Document Everything • Spent a lot of time on developing a documentation strategy/format. • Documented all current policies and procedures, physical, administrative, and technical controls. • Consulted with line managers & key staff. • Instituted a secure document management system (DMS).
Hire External Consultant • Asked IU Compliance folks for references. • Got referred to a consultant from DC, who also serves on national HIPAA committees, etc. • Consultant was given information about the organization, documentation, etc. • Consultant visited IU a couple times to do in-person interviews.
Perform Gap Analysis • Information security Gap Analysis (GA) measures gaps between actual security on the ground and what HIPAA requires. • Involved on-site interviews. • Consultant used the data to identify gaps. • We received the GA report.
Fill Gaps • Reviewed gap analysis report. • Filled as many holes as we could, especially the most serious ones. • Updated documentation. • Got ready for risk assessment.
Assess Risk • Everything we had went into the risk assessment exercise. • Submitted updated documentation and other information as requested to the external consultant. • On-site interviews followed. • Received a risk assessment report. • Report identified risks and scored them.
Follow Standards • We were measured against the NIST 800-53 security standard since it is often used for complying with HIPAA. This was fortuitous later for our FISMA work. • It put an “official seal” & added rigor to the process. • We also reviewed other NIST guidelines and standards such as ISO 27001, etc. and IT best practices.

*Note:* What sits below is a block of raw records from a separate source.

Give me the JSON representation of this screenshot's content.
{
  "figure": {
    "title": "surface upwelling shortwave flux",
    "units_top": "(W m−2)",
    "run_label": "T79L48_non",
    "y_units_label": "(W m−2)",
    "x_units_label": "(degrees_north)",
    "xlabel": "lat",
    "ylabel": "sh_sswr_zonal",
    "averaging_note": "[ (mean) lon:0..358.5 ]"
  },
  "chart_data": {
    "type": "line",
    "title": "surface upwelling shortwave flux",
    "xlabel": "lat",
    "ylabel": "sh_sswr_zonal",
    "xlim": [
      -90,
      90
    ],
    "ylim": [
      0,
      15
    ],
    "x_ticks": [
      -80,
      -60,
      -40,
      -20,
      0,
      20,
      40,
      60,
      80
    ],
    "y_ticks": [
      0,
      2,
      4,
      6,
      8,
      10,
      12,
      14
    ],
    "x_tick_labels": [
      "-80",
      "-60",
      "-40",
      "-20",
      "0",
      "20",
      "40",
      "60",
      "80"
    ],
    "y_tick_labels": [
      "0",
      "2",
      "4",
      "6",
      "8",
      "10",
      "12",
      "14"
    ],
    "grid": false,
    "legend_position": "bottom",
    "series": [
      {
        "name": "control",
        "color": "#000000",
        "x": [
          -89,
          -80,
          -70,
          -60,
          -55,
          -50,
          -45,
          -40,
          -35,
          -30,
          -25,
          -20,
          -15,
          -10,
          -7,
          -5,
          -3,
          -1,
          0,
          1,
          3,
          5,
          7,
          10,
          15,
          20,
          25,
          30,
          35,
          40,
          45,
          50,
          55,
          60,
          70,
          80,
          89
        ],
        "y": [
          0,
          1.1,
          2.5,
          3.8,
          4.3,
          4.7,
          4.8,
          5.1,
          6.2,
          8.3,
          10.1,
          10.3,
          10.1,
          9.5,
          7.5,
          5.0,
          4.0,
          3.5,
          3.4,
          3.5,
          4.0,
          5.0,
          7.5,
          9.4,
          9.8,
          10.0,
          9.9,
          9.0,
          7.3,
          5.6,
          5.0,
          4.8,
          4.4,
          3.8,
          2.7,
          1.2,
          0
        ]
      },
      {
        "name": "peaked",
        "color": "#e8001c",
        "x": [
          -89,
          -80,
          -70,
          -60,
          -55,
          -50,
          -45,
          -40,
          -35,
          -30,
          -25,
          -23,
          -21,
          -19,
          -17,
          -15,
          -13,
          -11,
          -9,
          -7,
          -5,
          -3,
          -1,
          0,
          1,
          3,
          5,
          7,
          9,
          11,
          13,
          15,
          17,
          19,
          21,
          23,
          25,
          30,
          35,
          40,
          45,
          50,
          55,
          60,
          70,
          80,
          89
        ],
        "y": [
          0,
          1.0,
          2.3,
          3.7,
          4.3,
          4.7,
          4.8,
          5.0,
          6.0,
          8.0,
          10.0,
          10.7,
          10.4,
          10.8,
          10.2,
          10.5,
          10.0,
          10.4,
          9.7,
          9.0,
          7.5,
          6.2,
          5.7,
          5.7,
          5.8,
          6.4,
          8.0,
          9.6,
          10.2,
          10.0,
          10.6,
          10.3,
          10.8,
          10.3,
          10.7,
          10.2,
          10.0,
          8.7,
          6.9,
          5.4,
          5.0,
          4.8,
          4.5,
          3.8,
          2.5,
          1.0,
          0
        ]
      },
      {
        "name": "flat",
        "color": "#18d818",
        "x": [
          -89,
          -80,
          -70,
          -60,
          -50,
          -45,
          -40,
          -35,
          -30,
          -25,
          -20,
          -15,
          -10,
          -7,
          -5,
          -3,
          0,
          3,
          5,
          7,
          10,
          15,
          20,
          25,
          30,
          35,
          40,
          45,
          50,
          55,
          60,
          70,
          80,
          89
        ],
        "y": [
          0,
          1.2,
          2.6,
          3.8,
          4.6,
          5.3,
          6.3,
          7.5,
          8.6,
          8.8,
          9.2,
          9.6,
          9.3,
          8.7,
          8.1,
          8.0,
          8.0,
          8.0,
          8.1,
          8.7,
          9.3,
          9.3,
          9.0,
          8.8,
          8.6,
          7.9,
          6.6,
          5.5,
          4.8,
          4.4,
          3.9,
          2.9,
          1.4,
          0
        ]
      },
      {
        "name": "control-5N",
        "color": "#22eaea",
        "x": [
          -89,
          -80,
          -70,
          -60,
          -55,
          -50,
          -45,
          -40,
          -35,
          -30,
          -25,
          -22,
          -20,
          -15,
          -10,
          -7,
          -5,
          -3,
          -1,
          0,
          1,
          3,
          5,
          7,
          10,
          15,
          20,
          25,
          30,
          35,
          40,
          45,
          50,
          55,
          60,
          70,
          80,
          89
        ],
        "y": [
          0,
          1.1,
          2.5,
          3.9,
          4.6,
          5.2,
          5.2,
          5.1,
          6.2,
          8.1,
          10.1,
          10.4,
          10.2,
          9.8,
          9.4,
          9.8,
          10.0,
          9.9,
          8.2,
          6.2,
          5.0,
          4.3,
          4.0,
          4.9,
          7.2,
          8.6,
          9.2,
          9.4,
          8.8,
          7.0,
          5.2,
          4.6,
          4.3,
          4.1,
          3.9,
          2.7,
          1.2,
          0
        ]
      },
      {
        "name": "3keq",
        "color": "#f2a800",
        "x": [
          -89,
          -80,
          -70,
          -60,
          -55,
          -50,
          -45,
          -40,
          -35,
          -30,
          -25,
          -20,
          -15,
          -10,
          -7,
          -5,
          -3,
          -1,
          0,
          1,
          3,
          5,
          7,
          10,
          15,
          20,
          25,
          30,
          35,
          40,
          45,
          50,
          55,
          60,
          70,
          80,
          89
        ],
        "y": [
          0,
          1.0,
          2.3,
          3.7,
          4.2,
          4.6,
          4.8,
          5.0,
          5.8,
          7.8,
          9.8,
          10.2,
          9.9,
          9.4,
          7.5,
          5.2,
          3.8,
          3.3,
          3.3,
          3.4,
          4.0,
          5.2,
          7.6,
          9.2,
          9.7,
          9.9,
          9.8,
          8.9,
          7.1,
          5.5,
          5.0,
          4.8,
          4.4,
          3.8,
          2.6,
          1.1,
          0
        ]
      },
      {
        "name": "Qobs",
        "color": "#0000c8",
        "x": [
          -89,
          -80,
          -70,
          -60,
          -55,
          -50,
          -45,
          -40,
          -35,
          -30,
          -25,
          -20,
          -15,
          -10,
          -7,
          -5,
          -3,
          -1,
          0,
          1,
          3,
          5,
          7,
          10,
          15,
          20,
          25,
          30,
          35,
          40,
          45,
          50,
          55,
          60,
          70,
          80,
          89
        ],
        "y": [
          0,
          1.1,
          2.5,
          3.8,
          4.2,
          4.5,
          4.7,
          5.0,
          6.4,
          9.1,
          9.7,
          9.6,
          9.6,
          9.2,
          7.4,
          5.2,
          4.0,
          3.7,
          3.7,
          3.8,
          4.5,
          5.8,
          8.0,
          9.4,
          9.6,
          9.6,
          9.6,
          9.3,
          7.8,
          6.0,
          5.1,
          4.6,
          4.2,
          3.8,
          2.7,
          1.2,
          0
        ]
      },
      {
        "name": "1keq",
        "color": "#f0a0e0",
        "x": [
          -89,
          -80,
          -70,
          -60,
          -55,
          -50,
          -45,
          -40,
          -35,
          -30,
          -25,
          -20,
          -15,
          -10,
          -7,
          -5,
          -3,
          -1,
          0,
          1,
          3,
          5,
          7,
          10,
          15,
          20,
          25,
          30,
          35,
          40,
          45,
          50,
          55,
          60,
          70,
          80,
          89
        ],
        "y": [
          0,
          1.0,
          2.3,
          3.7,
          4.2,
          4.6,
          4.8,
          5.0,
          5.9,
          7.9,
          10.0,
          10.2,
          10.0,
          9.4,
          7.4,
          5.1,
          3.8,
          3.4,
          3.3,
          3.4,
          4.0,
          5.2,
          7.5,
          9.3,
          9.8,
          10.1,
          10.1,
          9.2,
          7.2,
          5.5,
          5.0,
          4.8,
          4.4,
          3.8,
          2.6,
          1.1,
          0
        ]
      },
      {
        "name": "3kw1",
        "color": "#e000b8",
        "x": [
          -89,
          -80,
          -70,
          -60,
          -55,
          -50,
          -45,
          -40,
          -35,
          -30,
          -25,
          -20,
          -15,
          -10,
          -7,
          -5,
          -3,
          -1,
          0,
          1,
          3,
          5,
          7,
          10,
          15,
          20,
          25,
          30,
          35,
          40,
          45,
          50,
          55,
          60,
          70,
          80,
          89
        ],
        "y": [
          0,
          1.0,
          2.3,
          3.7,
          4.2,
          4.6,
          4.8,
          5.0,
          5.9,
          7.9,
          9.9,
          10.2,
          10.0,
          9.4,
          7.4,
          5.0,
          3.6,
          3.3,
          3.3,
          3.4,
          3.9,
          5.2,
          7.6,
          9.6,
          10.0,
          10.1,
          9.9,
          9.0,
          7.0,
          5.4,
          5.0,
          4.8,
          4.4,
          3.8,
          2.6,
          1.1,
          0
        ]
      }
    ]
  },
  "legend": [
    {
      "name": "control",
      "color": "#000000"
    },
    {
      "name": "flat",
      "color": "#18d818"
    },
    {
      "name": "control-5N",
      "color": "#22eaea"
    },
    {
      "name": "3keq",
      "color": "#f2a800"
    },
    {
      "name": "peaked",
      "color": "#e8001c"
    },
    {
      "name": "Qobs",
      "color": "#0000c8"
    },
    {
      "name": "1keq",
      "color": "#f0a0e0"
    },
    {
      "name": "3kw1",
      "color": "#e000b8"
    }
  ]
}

Create a Risk Management Plan • Reviewed risk assessment report. • Addressed all risks and documented mitigation, reason for not mitigating, or alternatives. • Submitted the RM plan to the external consultant for review. • Modified RM plan using her recommendations.
Execute Risk Management Plan • Execution involved some short term actions that addressed many high/medium risk items immediately. • Instituted long term processes such as regular reviews, risk monitoring, risk avoidance strategies, etc. • Documented everything (again) …
Get Official Blessing & Advertize • Submitted everything to the oversight committee. • Received an official letter of approval from Compliance in January 2009. • Advertized internally and targeted only IUSM researchers to avoid unnecessary attention.